Limitations & Future Work

  1. Segmentation resolution bottleneck: Operating in a 64×64×4 latent space limits segmentation quality for small-area classes (e.g., earrings, eyebrows).
  2. Large model footprint: Reliance on the Stable Diffusion U-Net entails high per-step computation, despite the reduced number of steps.
  3. Classification validated only on MNIST/CIFAR-10: Evaluation on large-scale datasets such as ImageNet is absent.
  4. Segmentation accuracy still lags behind specialized models (e.g., SegFormer achieves 46.7 vs. 39.6 on COCO-Stuff).
  5. Future directions include distillation into a one-step model, fine-tuning the VAE decoder to improve segmentation, and exploring stronger architectures such as MMDiT.

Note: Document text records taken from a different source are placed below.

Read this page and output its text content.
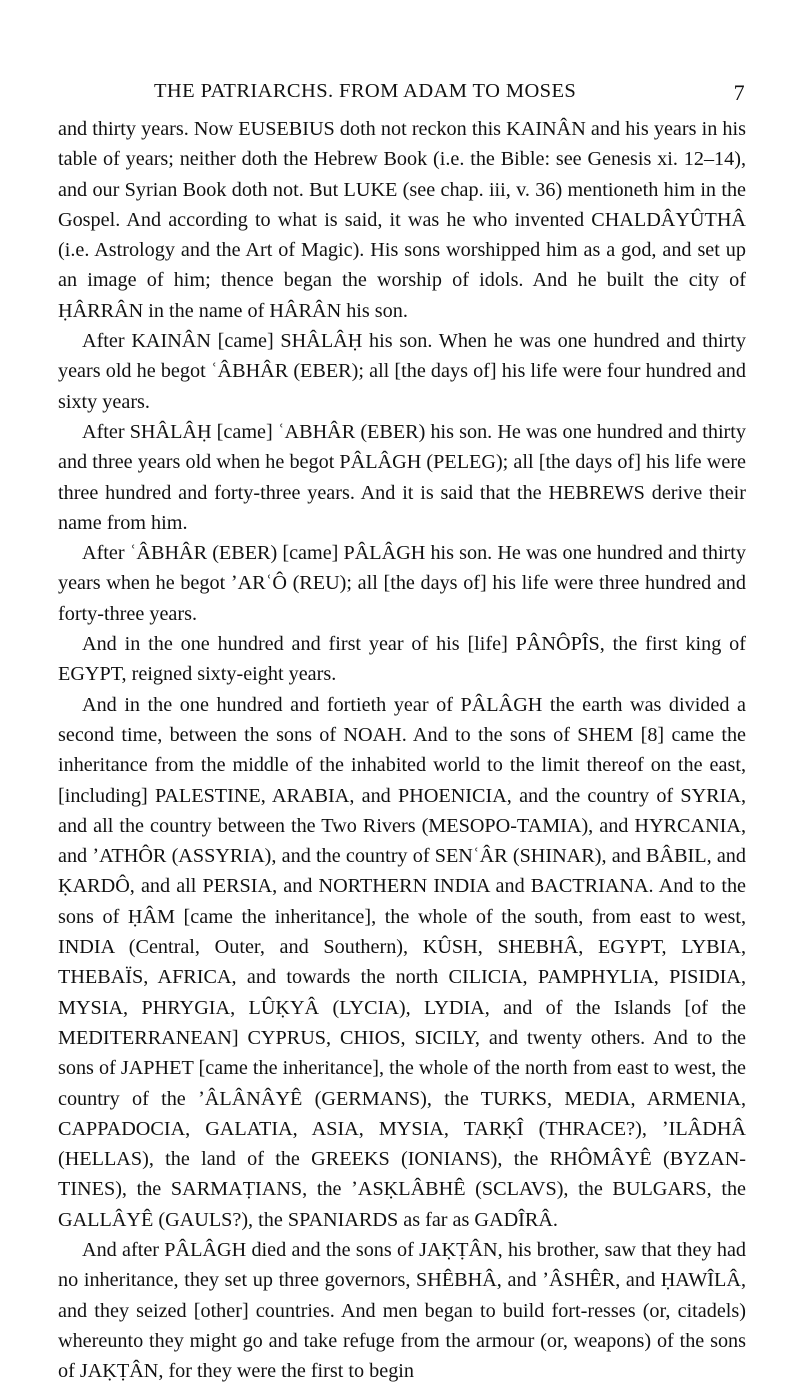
THE PATRIARCHS. FROM ADAM TO MOSES	7

and thirty years. Now EUSEBIUS doth not reckon this KAINÂN and his years in his table of years; neither doth the Hebrew Book (i.e. the Bible: see Genesis xi. 12–14), and our Syrian Book doth not. But LUKE (see chap. iii, v. 36) mentioneth him in the Gospel. And according to what is said, it was he who invented CHALDÂYÛTHÂ (i.e. Astrology and the Art of Magic). His sons worshipped him as a god, and set up an image of him; thence began the worship of idols. And he built the city of ḤÂRRÂN in the name of HÂRÂN his son.

After KAINÂN [came] SHÂLÂḤ his son. When he was one hundred and thirty years old he begot ʿÂBHÂR (EBER); all [the days of] his life were four hundred and sixty years.

After SHÂLÂḤ [came] ʿABHÂR (EBER) his son. He was one hundred and thirty and three years old when he begot PÂLÂGH (PELEG); all [the days of] his life were three hundred and forty-three years. And it is said that the HEBREWS derive their name from him.

After ʿÂBHÂR (EBER) [came] PÂLÂGH his son. He was one hundred and thirty years when he begot ʼARʿÔ (REU); all [the days of] his life were three hundred and forty-three years.

And in the one hundred and first year of his [life] PÂNÔPÎS, the first king of EGYPT, reigned sixty-eight years.

And in the one hundred and fortieth year of PÂLÂGH the earth was divided a second time, between the sons of NOAH. And to the sons of SHEM [8] came the inheritance from the middle of the inhabited world to the limit thereof on the east, [including] PALESTINE, ARABIA, and PHOENICIA, and the country of SYRIA, and all the country between the Two Rivers (MESOPO-TAMIA), and HYRCANIA, and ʼATHÔR (ASSYRIA), and the country of SENʿÂR (SHINAR), and BÂBIL, and ḲARDÔ, and all PERSIA, and NORTHERN INDIA and BACTRIANA. And to the sons of ḤÂM [came the inheritance], the whole of the south, from east to west, INDIA (Central, Outer, and Southern), KÛSH, SHEBHÂ, EGYPT, LYBIA, THEBAÏS, AFRICA, and towards the north CILICIA, PAMPHYLIA, PISIDIA, MYSIA, PHRYGIA, LÛḲYÂ (LYCIA), LYDIA, and of the Islands [of the MEDITERRANEAN] CYPRUS, CHIOS, SICILY, and twenty others. And to the sons of JAPHET [came the inheritance], the whole of the north from east to west, the country of the ʼÂLÂNÂYÊ (GERMANS), the TURKS, MEDIA, ARMENIA, CAPPADOCIA, GALATIA, ASIA, MYSIA, TARḲÎ (THRACE?), ʼILÂDHÂ (HELLAS), the land of the GREEKS (IONIANS), the RHÔMÂYÊ (BYZAN-TINES), the SARMAṬIANS, the ʼASḲLÂBHÊ (SCLAVS), the BULGARS, the GALLÂYÊ (GAULS?), the SPANIARDS as far as GADÎRÂ.

And after PÂLÂGH died and the sons of JAḲṬÂN, his brother, saw that they had no inheritance, they set up three governors, SHÊBHÂ, and ʼÂSHÊR, and ḤAWÎLÂ, and they seized [other] countries. And men began to build fort-resses (or, citadels) whereunto they might go and take refuge from the armour (or, weapons) of the sons of JAḲṬÂN, for they were the first to begin
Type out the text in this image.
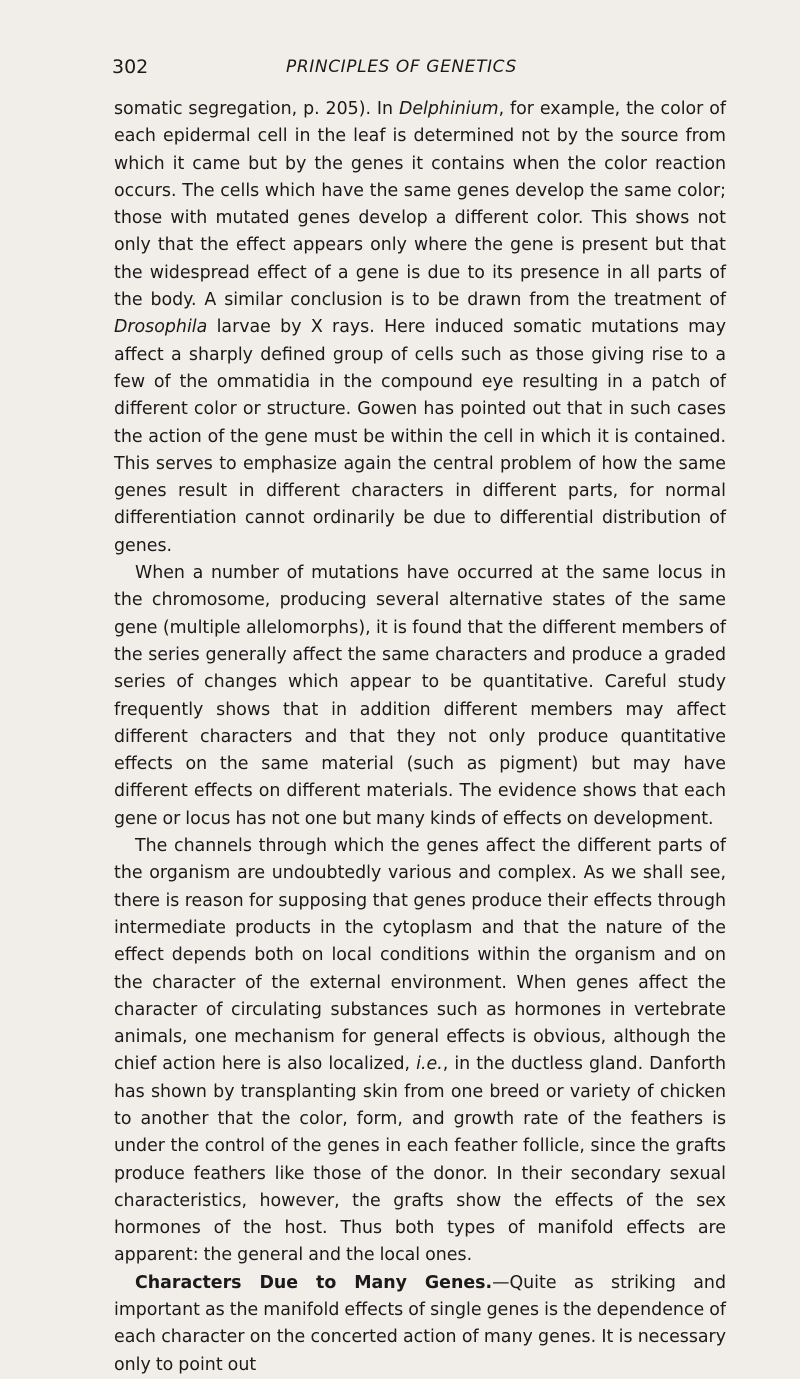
302	PRINCIPLES OF GENETICS

somatic segregation, p. 205). In Delphinium, for example, the color of each epidermal cell in the leaf is determined not by the source from which it came but by the genes it contains when the color reaction occurs. The cells which have the same genes develop the same color; those with mutated genes develop a different color. This shows not only that the effect appears only where the gene is present but that the widespread effect of a gene is due to its presence in all parts of the body. A similar conclusion is to be drawn from the treatment of Drosophila larvae by X rays. Here induced somatic mutations may affect a sharply defined group of cells such as those giving rise to a few of the ommatidia in the compound eye resulting in a patch of different color or structure. Gowen has pointed out that in such cases the action of the gene must be within the cell in which it is contained. This serves to emphasize again the central problem of how the same genes result in different characters in different parts, for normal differentiation cannot ordinarily be due to differential distribution of genes.

When a number of mutations have occurred at the same locus in the chromosome, producing several alternative states of the same gene (multiple allelomorphs), it is found that the different members of the series generally affect the same characters and produce a graded series of changes which appear to be quantitative. Careful study frequently shows that in addition different members may affect different characters and that they not only produce quantitative effects on the same material (such as pigment) but may have different effects on different materials. The evidence shows that each gene or locus has not one but many kinds of effects on development.

The channels through which the genes affect the different parts of the organism are undoubtedly various and complex. As we shall see, there is reason for supposing that genes produce their effects through intermediate products in the cytoplasm and that the nature of the effect depends both on local conditions within the organism and on the character of the external environment. When genes affect the character of circulating substances such as hormones in vertebrate animals, one mechanism for general effects is obvious, although the chief action here is also localized, i.e., in the ductless gland. Danforth has shown by transplanting skin from one breed or variety of chicken to another that the color, form, and growth rate of the feathers is under the control of the genes in each feather follicle, since the grafts produce feathers like those of the donor. In their secondary sexual characteristics, however, the grafts show the effects of the sex hormones of the host. Thus both types of manifold effects are apparent: the general and the local ones.

Characters Due to Many Genes.—Quite as striking and important as the manifold effects of single genes is the dependence of each character on the concerted action of many genes. It is necessary only to point out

  • SemFlow (2024): The direct predecessor, which also employs flow matching to unify segmentation and generation; SymmFlow substantially surpasses it in generation quality.

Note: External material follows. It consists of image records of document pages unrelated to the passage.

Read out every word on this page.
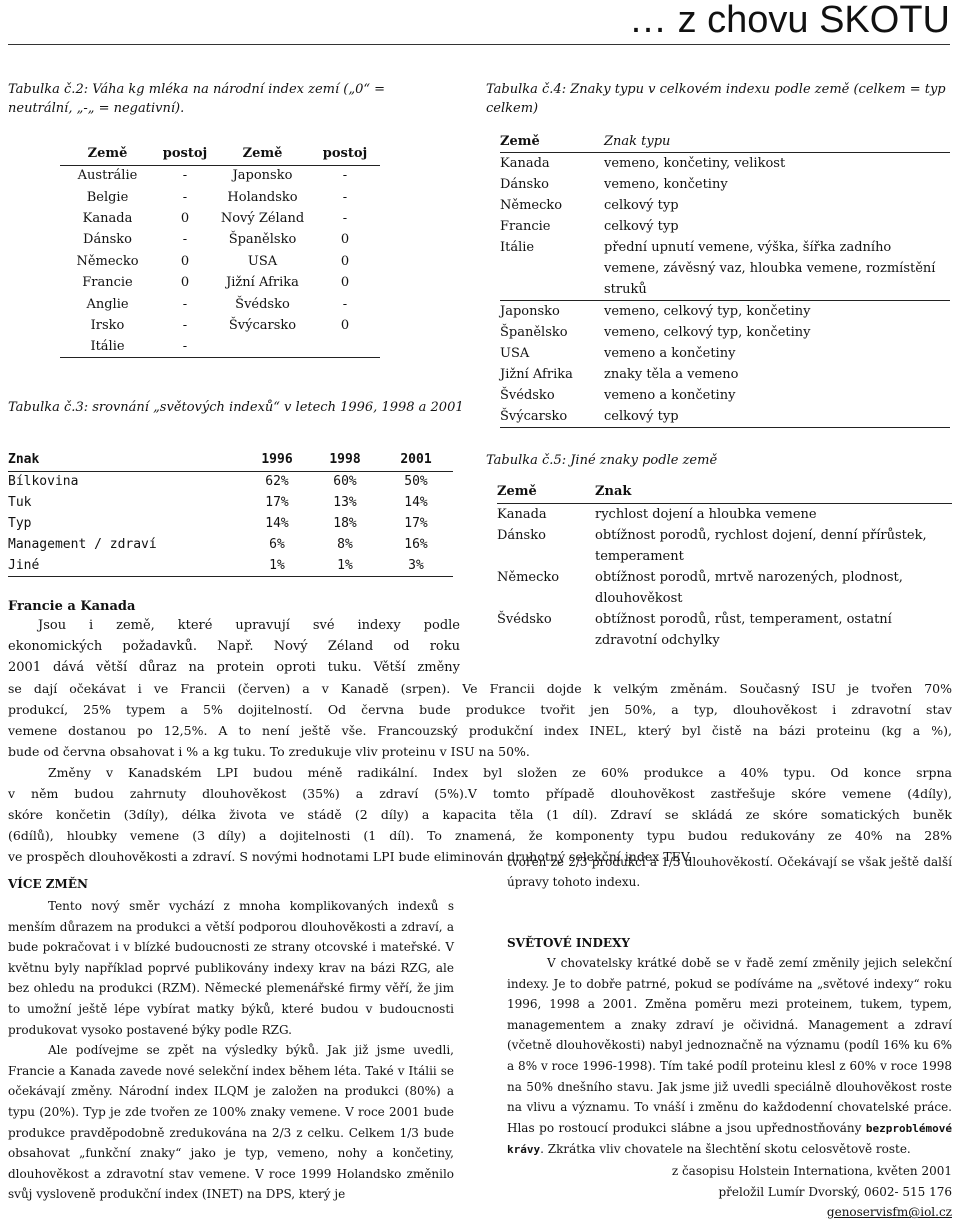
… z chovu SKOTU
Tabulka č.2: Váha kg mléka na národní index zemí („0“ = neutrální, „-„ = negativní).
Země	postoj	Země	postoj
Austrálie	-	Japonsko	-
Belgie	-	Holandsko	-
Kanada	0	Nový Zéland	-
Dánsko	-	Španělsko	0
Německo	0	USA	0
Francie	0	Jižní Afrika	0
Anglie	-	Švédsko	-
Irsko	-	Švýcarsko	0
Itálie	-		
Tabulka č.3: srovnání „světových indexů“ v letech 1996, 1998 a 2001
Znak	1996	1998	2001
Bílkovina	62%	60%	50%
Tuk	17%	13%	14%
Typ	14%	18%	17%
Management / zdraví	6%	8%	16%
Jiné	1%	1%	3%
Tabulka č.4: Znaky typu v celkovém indexu podle země (celkem = typ celkem)
Země	Znak typu
Kanada	vemeno, končetiny, velikost
Dánsko	vemeno, končetiny
Německo	celkový typ
Francie	celkový typ
Itálie	přední upnutí vemene, výška, šířka zadního vemene, závěsný vaz, hloubka vemene, rozmístění struků
Japonsko	vemeno, celkový typ, končetiny
Španělsko	vemeno, celkový typ, končetiny
USA	vemeno a končetiny
Jižní Afrika	znaky těla a vemeno
Švédsko	vemeno a končetiny
Švýcarsko	celkový typ
Tabulka č.5: Jiné znaky podle země
Země	Znak
Kanada	rychlost dojení a hloubka vemene
Dánsko	obtížnost porodů, rychlost dojení, denní přírůstek, temperament
Německo	obtížnost porodů, mrtvě narozených, plodnost, dlouhověkost
Švédsko	obtížnost porodů, růst, temperament, ostatní zdravotní odchylky
Francie a Kanada

Jsou i země, které upravují své indexy podle

ekonomických požadavků. Např. Nový Zéland od roku

2001 dává větší důraz na protein oproti tuku. Větší změny

se dají očekávat i ve Francii (červen) a v Kanadě (srpen). Ve Francii dojde k velkým změnám. Současný ISU je tvořen 70%

produkcí, 25% typem a 5% dojitelností. Od června bude produkce tvořit jen 50%, a typ, dlouhověkost i zdravotní stav

vemene dostanou po 12,5%. A to není ještě vše. Francouzský produkční index INEL, který byl čistě na bázi proteinu (kg a %),

bude od června obsahovat i % a kg tuku. To zredukuje vliv proteinu v ISU na 50%.

Změny v Kanadském LPI budou méně radikální. Index byl složen ze 60% produkce a 40% typu. Od konce srpna

v něm budou zahrnuty dlouhověkost (35%) a zdraví (5%).V tomto případě dlouhověkost zastřešuje skóre vemene (4díly),

skóre končetin (3díly), délka života ve stádě (2 díly) a kapacita těla (1 díl). Zdraví se skládá ze skóre somatických buněk

(6dílů), hloubky vemene (3 díly) a dojitelnosti (1 díl). To znamená, že komponenty typu budou redukovány ze 40% na 28%

ve prospěch dlouhověkosti a zdraví. S novými hodnotami LPI bude eliminován druhotný selekční index TEV.

VÍCE ZMĚN

Tento nový směr vychází z mnoha komplikovaných indexů s menším důrazem na produkci a větší podporou dlouhověkosti a zdraví, a bude pokračovat i v blízké budoucnosti ze strany otcovské i mateřské. V květnu byly například poprvé publikovány indexy krav na bázi RZG, ale bez ohledu na produkci (RZM). Německé plemenářské firmy věří, že jim to umožní ještě lépe vybírat matky býků, které budou v budoucnosti produkovat vysoko postavené býky podle RZG.

Ale podívejme se zpět na výsledky býků. Jak již jsme uvedli, Francie a Kanada zavede nové selekční index během léta. Také v Itálii se očekávají změny. Národní index ILQM je založen na produkci (80%) a typu (20%). Typ je zde tvořen ze 100% znaky vemene. V roce 2001 bude produkce pravděpodobně zredukována na 2/3 z celku. Celkem 1/3 bude obsahovat „funkční znaky“ jako je typ, vemeno, nohy a končetiny, dlouhověkost a zdravotní stav vemene. V roce 1999 Holandsko změnilo svůj vysloveně produkční index (INET) na DPS, který je

tvořen ze 2/3 produkcí a 1/3 dlouhověkostí. Očekávají se však ještě další úpravy tohoto indexu.
SVĚTOVÉ INDEXY

V chovatelsky krátké době se v řadě zemí změnily jejich selekční indexy. Je to dobře patrné, pokud se podíváme na „světové indexy“ roku 1996, 1998 a 2001. Změna poměru mezi proteinem, tukem, typem, managementem a znaky zdraví je očividná. Management a zdraví (včetně dlouhověkosti) nabyl jednoznačně na významu (podíl 16% ku 6% a 8% v roce 1996-1998). Tím také podíl proteinu klesl z 60% v roce 1998 na 50% dnešního stavu. Jak jsme již uvedli speciálně dlouhověkost roste na vlivu a významu. To vnáší i změnu do každodenní chovatelské práce. Hlas po rostoucí produkci slábne a jsou upřednostňovány bezproblémové krávy. Zkrátka vliv chovatele na šlechtění skotu celosvětově roste.

z časopisu Holstein Internationa, květen 2001

přeložil Lumír Dvorský, 0602- 515 176

genoservisfm@iol.cz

  • Diffusion Classifier (2023): A pioneering approach to classification with diffusion models, but with prohibitively high inference cost.
  • Flow Matching (Lipman 2022): The theoretical foundation of SymmFlow, which simplifies CNF training from requiring simulation to direct matching.
  • The symmetry concept is potentially extensible to tasks such as depth estimation and image editing.

Rating

  • Novelty: ⭐⭐⭐⭐⭐ (The unified modeling via symmetric flow matching is highly elegant; the design that removes the channel constraint is insightful.)
  • Experimental Thoroughness: ⭐⭐⭐⭐ (Generation and segmentation experiments are thorough, but classification validation is relatively weak.)
  • Writing Quality: ⭐⭐⭐⭐⭐ (Logic is clear, toy experiments aid understanding, and figures are well-crafted.)
  • Value: ⭐⭐⭐⭐ (The unified modeling direction is promising, but segmentation accuracy remains to be improved.)